Taylor? Why can't he accept that he's doing this? Christian, not Taylor. Sure, Taylor may run the background checks, but it is because Christian tells him to.

"Teddy is the son of a very wealthy man." I repeat what he said last night, as a way of explaining why he has employees do things on his behalf.

"Exactly. It's one of the reasons I have security with you. By the way, I'm glad you accepted that."

"I understood where you were coming from." I shrug. "Bad things happen."

Now if only he could understand where I'm coming from.

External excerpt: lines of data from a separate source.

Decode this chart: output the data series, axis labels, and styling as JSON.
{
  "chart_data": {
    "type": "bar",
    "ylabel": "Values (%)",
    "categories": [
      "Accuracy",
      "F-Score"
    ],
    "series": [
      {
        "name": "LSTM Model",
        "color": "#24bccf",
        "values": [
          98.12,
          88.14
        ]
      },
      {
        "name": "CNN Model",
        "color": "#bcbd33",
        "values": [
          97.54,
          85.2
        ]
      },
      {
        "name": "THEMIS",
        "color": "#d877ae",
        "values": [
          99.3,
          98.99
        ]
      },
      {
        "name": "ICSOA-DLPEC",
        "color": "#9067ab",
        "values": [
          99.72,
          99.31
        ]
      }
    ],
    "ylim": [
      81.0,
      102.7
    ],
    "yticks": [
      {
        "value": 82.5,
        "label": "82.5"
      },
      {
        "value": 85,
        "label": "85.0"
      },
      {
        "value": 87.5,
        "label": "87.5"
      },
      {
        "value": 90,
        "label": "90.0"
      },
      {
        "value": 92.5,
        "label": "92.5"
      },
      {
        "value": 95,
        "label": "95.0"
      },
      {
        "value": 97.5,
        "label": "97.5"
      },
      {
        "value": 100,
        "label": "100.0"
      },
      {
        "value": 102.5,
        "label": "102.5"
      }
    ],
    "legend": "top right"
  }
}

"Anastasia, you have nothing to worry about." He tells me, sensing my mood change and thinking it's because I'm worried something bad will happen. "I will take care of you. I want to take care of you. Both of you. Believe me, I do."

Looking into his eyes, it's the first time I see it. He is struggling with his inner demons, internally fighting them. Part of him is saying not to do this, not to be a father, but the other part, the part only I have known is trying to prove he can.

I see him changing, it's slow going, but I believe he is. And I truly believe he wants his son. Especially when he is watching me with Teddy like he is now, like he was last night. I didn't realize it last night until now, but it is different than when he looked at us when we were at the hospital or that first day he walked in on me while I was feeding Teddy. He's changing. He may not know it himself, but he is.

He cares about us. Both of us. Not just me... Teddy, too.